Leaving it to the lawyers. Too often, the first drafts of the concise equity story are left to the legal team drafting the prospectus. It will be accurate; however, it’s pretty unlikely that the optimised marketing message will be embedded in the factual information. The lawyers benefit from – and appreciate – being given detailed guidance on the structure and key points of the equity story before they start drafting. This also saves time and cost of redrafting and re-diligencing.
Taking a sudden turn at a late stage.The syndicate bankers you hire for your IPO are there to provide insight into the equity story positioning, research, and distribution. So, it’s surprising to me that the prospectus drafting process often takes place in a bubble between issuer, lawyers and junior sector bankers. The risk is the senior sector input (i.e. the Managing Director) disappears after the pitch, and reappears only when the analyst presentation is being drafted, some three months into the execution process. This causes real cost and delay as he rips into the positioning, segmental reporting, or operating metrics. Prompting a prospectus redraft and refiling. Management who are on the roadshow a few short weeks later, are less confident in their own story, as quite simply they haven’t managed the business on that basis up until now. Issuers should identify early on who these key bankers are, and hold them accountable for prompt input.

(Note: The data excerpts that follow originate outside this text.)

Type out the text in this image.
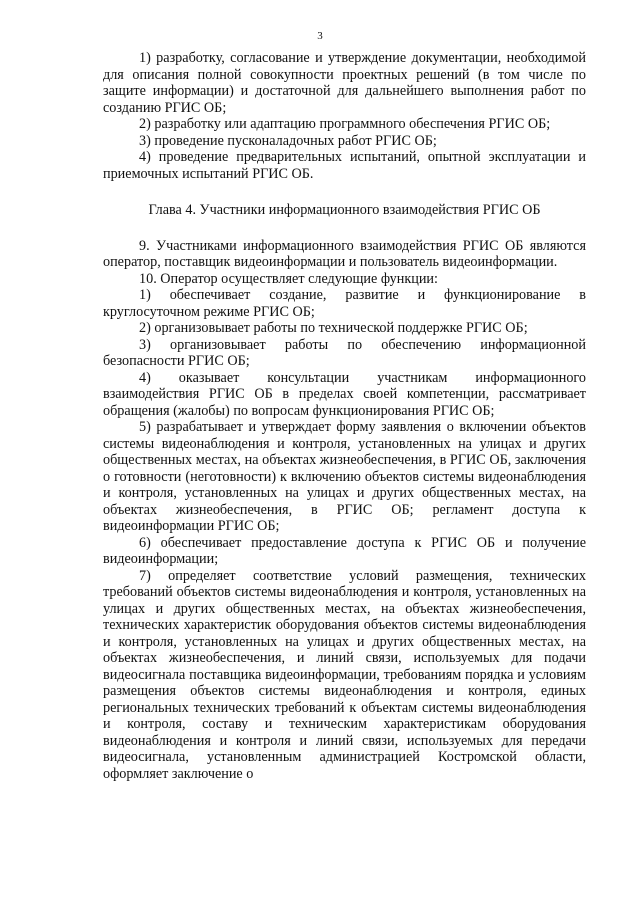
3

1) разработку, согласование и утверждение документации, необходимой для описания полной совокупности проектных решений (в том числе по защите информации) и достаточной для дальнейшего выполнения работ по созданию РГИС ОБ;

2) разработку или адаптацию программного обеспечения РГИС ОБ;

3) проведение пусконаладочных работ РГИС ОБ;

4) проведение предварительных испытаний, опытной эксплуатации и приемочных испытаний РГИС ОБ.

Глава 4. Участники информационного взаимодействия РГИС ОБ

9. Участниками информационного взаимодействия РГИС ОБ являются оператор, поставщик видеоинформации и пользователь видеоинформации.

10. Оператор осуществляет следующие функции:

1) обеспечивает создание, развитие и функционирование в круглосуточном режиме РГИС ОБ;

2) организовывает работы по технической поддержке РГИС ОБ;

3) организовывает работы по обеспечению информационной безопасности РГИС ОБ;

4) оказывает консультации участникам информационного взаимодействия РГИС ОБ в пределах своей компетенции, рассматривает обращения (жалобы) по вопросам функционирования РГИС ОБ;

5) разрабатывает и утверждает форму заявления о включении объектов системы видеонаблюдения и контроля, установленных на улицах и других общественных местах, на объектах жизнеобеспечения, в РГИС ОБ, заключения о готовности (неготовности) к включению объектов системы видеонаблюдения и контроля, установленных на улицах и других общественных местах, на объектах жизнеобеспечения, в РГИС ОБ; регламент доступа к видеоинформации РГИС ОБ;

6) обеспечивает предоставление доступа к РГИС ОБ и получение видеоинформации;

7) определяет соответствие условий размещения, технических требований объектов системы видеонаблюдения и контроля, установленных на улицах и других общественных местах, на объектах жизнеобеспечения, технических характеристик оборудования объектов системы видеонаблюдения и контроля, установленных на улицах и других общественных местах, на объектах жизнеобеспечения, и линий связи, используемых для подачи видеосигнала поставщика видеоинформации, требованиям порядка и условиям размещения объектов системы видеонаблюдения и контроля, единых региональных технических требований к объектам системы видеонаблюдения и контроля, составу и техническим характеристикам оборудования видеонаблюдения и контроля и линий связи, используемых для передачи видеосигнала, установленным администрацией Костромской области, оформляет заключение о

Our top recommendations for the equity story preparation.
- Invest in self-reflection on the equity story early on, as part of the internal IPO planning
- Use the company’s equity story to challenge the banker pitches rather than accepting unquestioned their views on positioning. Better still, give it to them beforehand and ask them to critique it in their pitch, instead of making them reinvent it from imperfect information.
- Hold an equity story focus session with the key management, selected senior bankers, and lawyers 1-2 weeks after the kick-off meeting.At this meeting, task the senior sector bankers to attend and present a short memo with their recommendations for the structure and key points of equity story, including the rationale for any changes to the company’s internally prepared version.
- Use the “early look” meetings with potential IPO investors to get feedback on the equity story. The temptation is to focus on valuation feedback – however investors at this stage have no detailed information (and cannot even keep the presentation!). Far more useful, will be their views on the story and relative peer positioning. At this point it’s still early enough to make major changes if required. This will also be a useful backcheck on what the sector bankers are telling you, particularly if these bankers are do not regularly work close to the public market side of their organisations.
We believe passionately that a coherent equity story which is fully integrated with the strategy and business plan allows i) educated debate with and challenges to the syndicate banks’ own ideas ii) confident discussions with research analysts and iii) creates a fully empowered management team on the roadshow. Hitting these points will put the issuer and its management in the best possible position to engage with the market at IPO, and through the first crucial months and years as a listed company.